EU ready to offer Portugal more help Rehn


(MENAFN- AFP) The European Union is ready to offer Portugal further aid once its current bailout expires in May, Economics Affairs Commissioner Olli Rehn said on Monday.

"Europe will keep its word" and continue to help Portugal, but only on condition it "continues reforms already under way," Rehn wrote in an editorial for business daily Diario Economico.

"The absolute priority is to successfully conclude the current programme," Rehn wrote, while warning that it was "indispensable that Portugal maintain budgetary discipline and structural reforms in the upcoming years".

Portugal has been living under the strict rules of a 78-billion-euro rescue programme agreed in May 2011 with the so-called troika of the EU, the International Monetary Fund and the European Central Bank.

In exchange for rescue loans, Portugal agreed to push through austerity measures and deep reforms that have sparked recession, pushed up unemployment and met with increasing resistance from unions and voters.

While spearheading the bailout programme, the government of Pedro Passos Coelho has so far faced the growing opposition, which is often made worse by high court decisions that slap down austerity measures as illegal.

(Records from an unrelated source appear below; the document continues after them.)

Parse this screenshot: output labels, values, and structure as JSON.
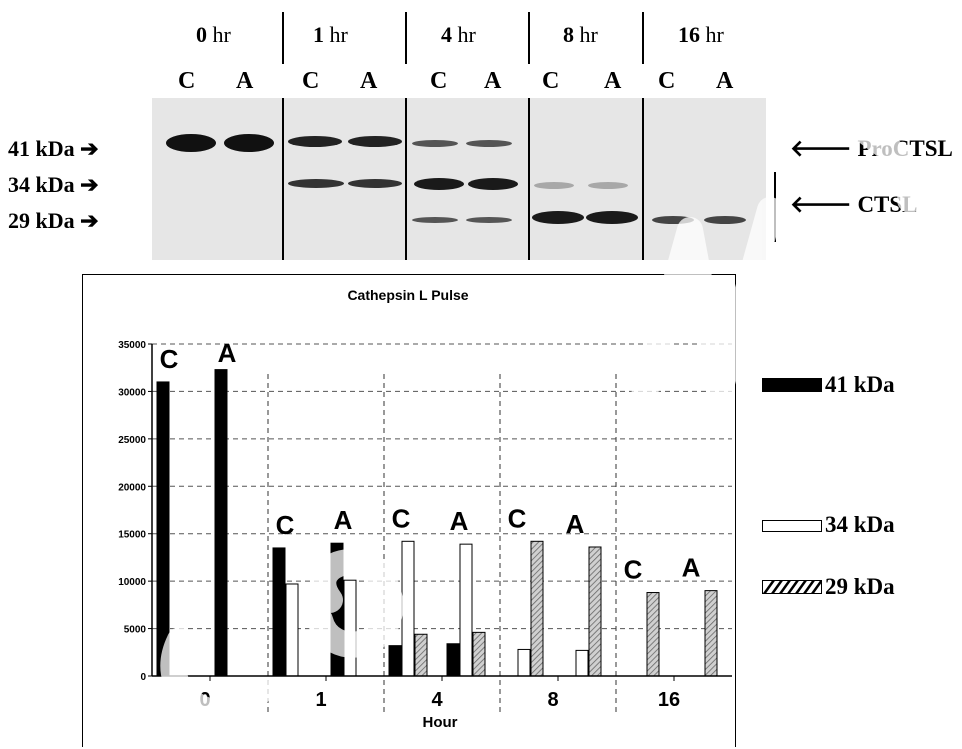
{
  "blot": {
    "time_points": [
      {
        "num": "0",
        "unit": "hr"
      },
      {
        "num": "1",
        "unit": "hr"
      },
      {
        "num": "4",
        "unit": "hr"
      },
      {
        "num": "8",
        "unit": "hr"
      },
      {
        "num": "16",
        "unit": "hr"
      }
    ],
    "lane_labels": [
      "C",
      "A"
    ],
    "markers": [
      "41 kDa",
      "34 kDa",
      "29 kDa"
    ],
    "right_labels": [
      "ProCTSL",
      "CTSL"
    ],
    "arrow_right": "➔",
    "arrow_left": "🡐"
  },
  "chart_data": {
    "type": "bar",
    "title": "Cathepsin L  Pulse",
    "xlabel": "Hour",
    "ylabel": "",
    "ylim": [
      0,
      35000
    ],
    "yticks": [
      "0",
      "5000",
      "10000",
      "15000",
      "20000",
      "25000",
      "30000",
      "35000"
    ],
    "categories": [
      "0",
      "1",
      "4",
      "8",
      "16"
    ],
    "groups": [
      "C",
      "A"
    ],
    "series": [
      {
        "name": "41 kDa",
        "values": {
          "C": [
            31000,
            13500,
            3200,
            0,
            0
          ],
          "A": [
            32300,
            14000,
            3400,
            0,
            0
          ]
        }
      },
      {
        "name": "34 kDa",
        "values": {
          "C": [
            0,
            9700,
            14200,
            2800,
            0
          ],
          "A": [
            0,
            10100,
            13900,
            2700,
            0
          ]
        }
      },
      {
        "name": "29 kDa",
        "values": {
          "C": [
            0,
            0,
            4400,
            14200,
            8800
          ],
          "A": [
            0,
            0,
            4600,
            13600,
            9000
          ]
        }
      }
    ],
    "colors": {
      "41 kDa": "#000000",
      "34 kDa": "#ffffff",
      "29 kDa": "#b5b5b5"
    },
    "grid": true,
    "legend_position": "right"
  }
}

Earlier this month, the constitutional court struck down another austerity proposal, this time a plan to cut public servant pensions above 600 euros by 10 percent, a centrepiece measure of the 2014 budget.

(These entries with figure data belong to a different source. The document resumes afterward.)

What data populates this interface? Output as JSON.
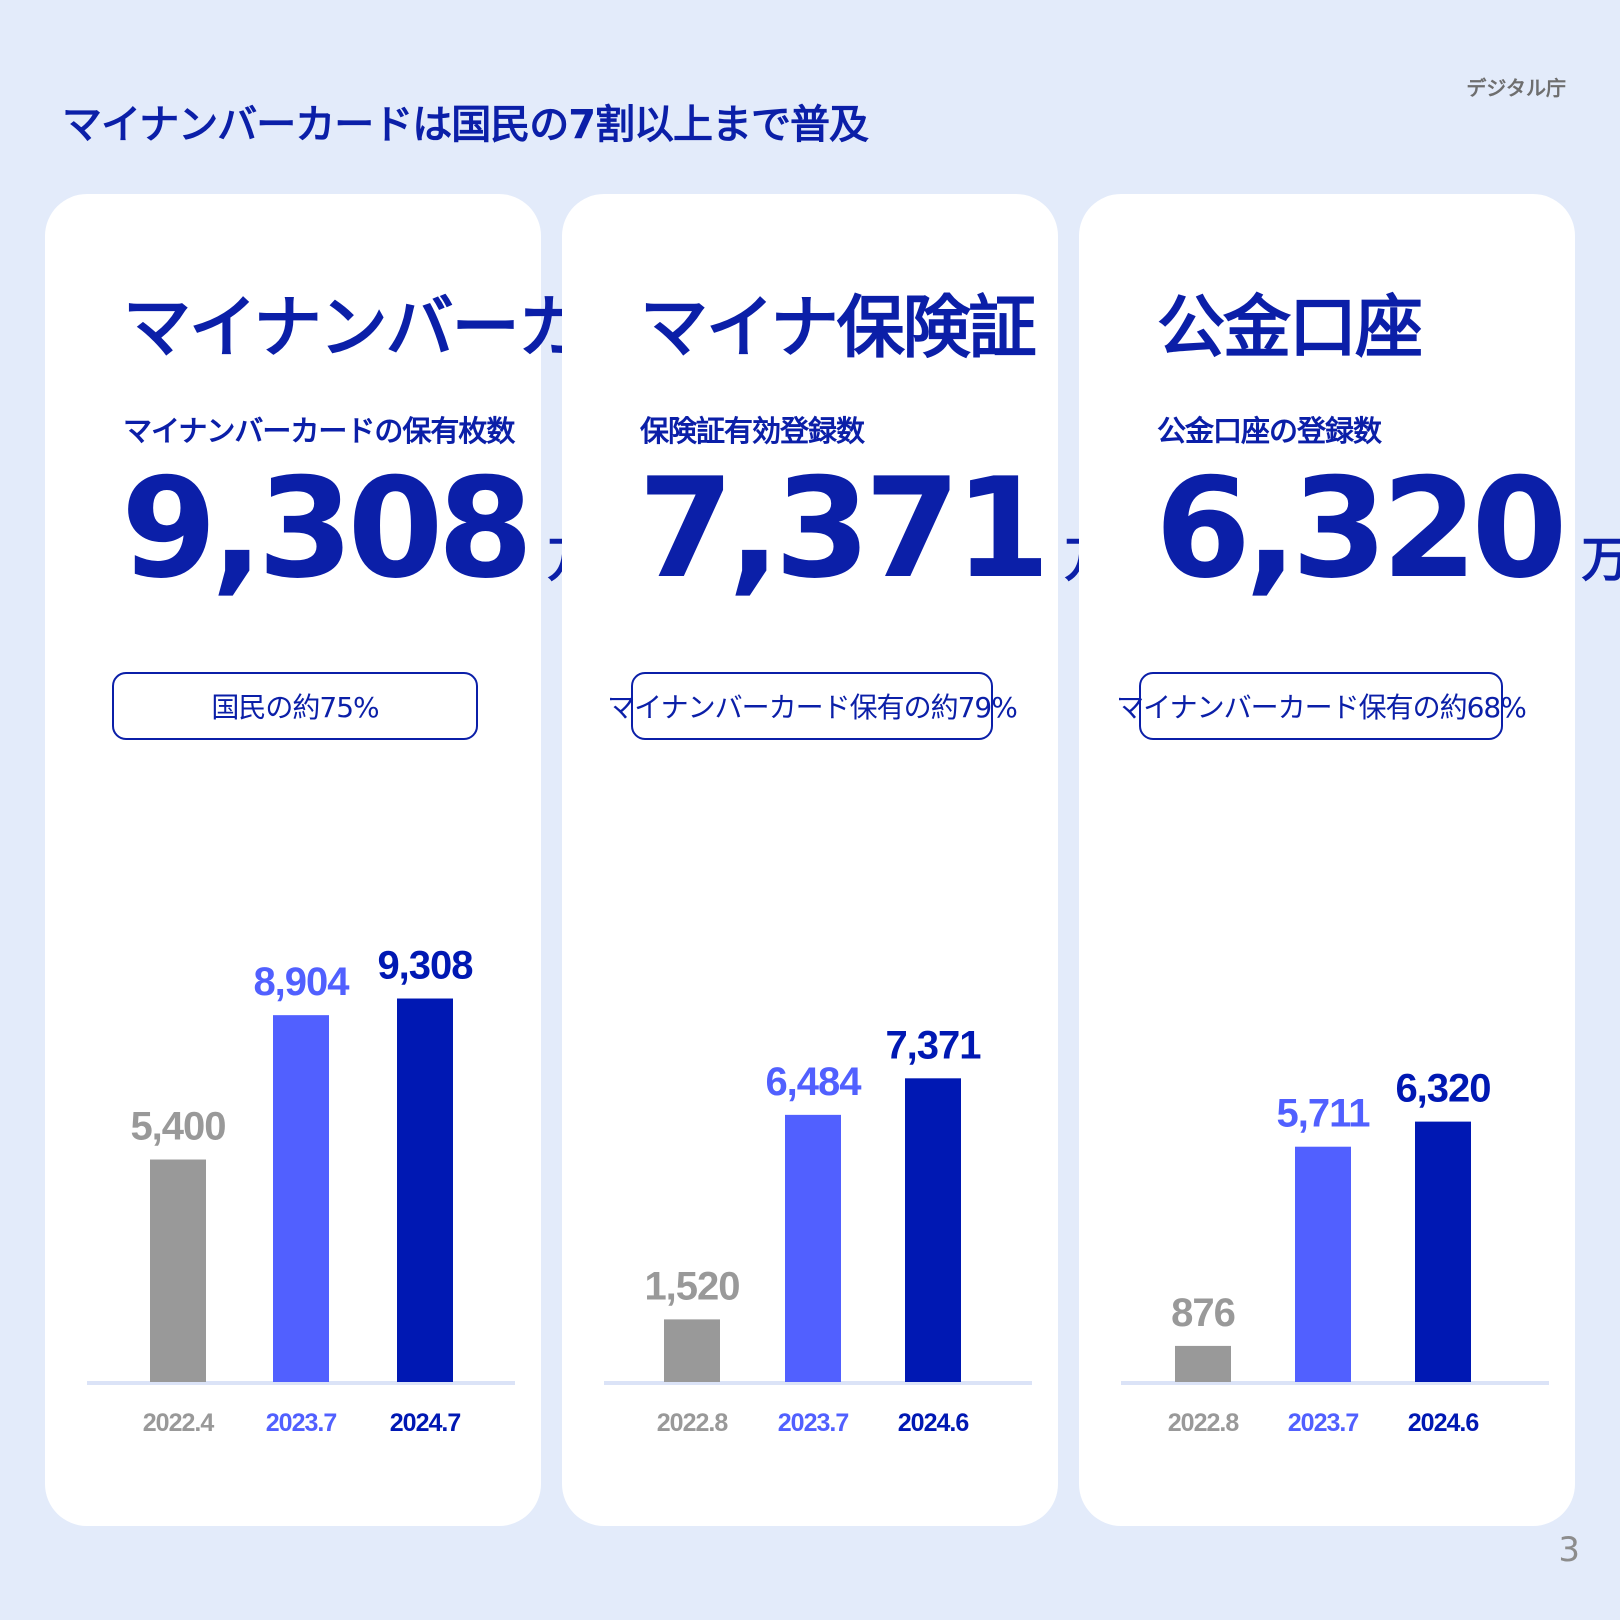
{
  "header": {
    "title": "マイナンバーカードは国民の7割以上まで普及",
    "org": "デジタル庁"
  },
  "page_number": "3",
  "colors": {
    "old": "#999999",
    "mid": "#5160ff",
    "latest": "#0018b3",
    "baseline": "#dbe3f7"
  },
  "cards": [
    {
      "title": "マイナンバーカード",
      "subtitle": "マイナンバーカードの保有枚数",
      "value": "9,308",
      "unit": "万枚",
      "badge": "国民の約75%"
    },
    {
      "title": "マイナ保険証",
      "subtitle": "保険証有効登録数",
      "value": "7,371",
      "unit": "万件",
      "badge": "マイナンバーカード保有の約79%"
    },
    {
      "title": "公金口座",
      "subtitle": "公金口座の登録数",
      "value": "6,320",
      "unit": "万件",
      "badge": "マイナンバーカード保有の約68%"
    }
  ],
  "chart_data": [
    {
      "type": "bar",
      "categories": [
        "2022.4",
        "2023.7",
        "2024.7"
      ],
      "values": [
        5400,
        8904,
        9308
      ],
      "labels": [
        "5,400",
        "8,904",
        "9,308"
      ]
    },
    {
      "type": "bar",
      "categories": [
        "2022.8",
        "2023.7",
        "2024.6"
      ],
      "values": [
        1520,
        6484,
        7371
      ],
      "labels": [
        "1,520",
        "6,484",
        "7,371"
      ]
    },
    {
      "type": "bar",
      "categories": [
        "2022.8",
        "2023.7",
        "2024.6"
      ],
      "values": [
        876,
        5711,
        6320
      ],
      "labels": [
        "876",
        "5,711",
        "6,320"
      ]
    }
  ]
}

On Monday, the junior minister tasked with defending the pension cut, Helder Rosalino, was shuffled out of government replaced by finance official Jose Maria Martins.

Officially, Rosalino left government for personal reasons, but Portuguese media reported that the minister manoeuvred for the exit, frustrated by the difficulty in pushing through troika-mandated reforms.

Rosalino had first sought to leave office in July, but was persuaded to stay after the surprise resignation of then-finance minister Vitor Gaspar, which nearly brought an early end to the Coelho government.

Coelho has said Portugal faced two scenarios as it exits the rescue programme: accessing a short-term EU credit line, or making a clean break like Ireland did this month, by returning to the markets without additional help.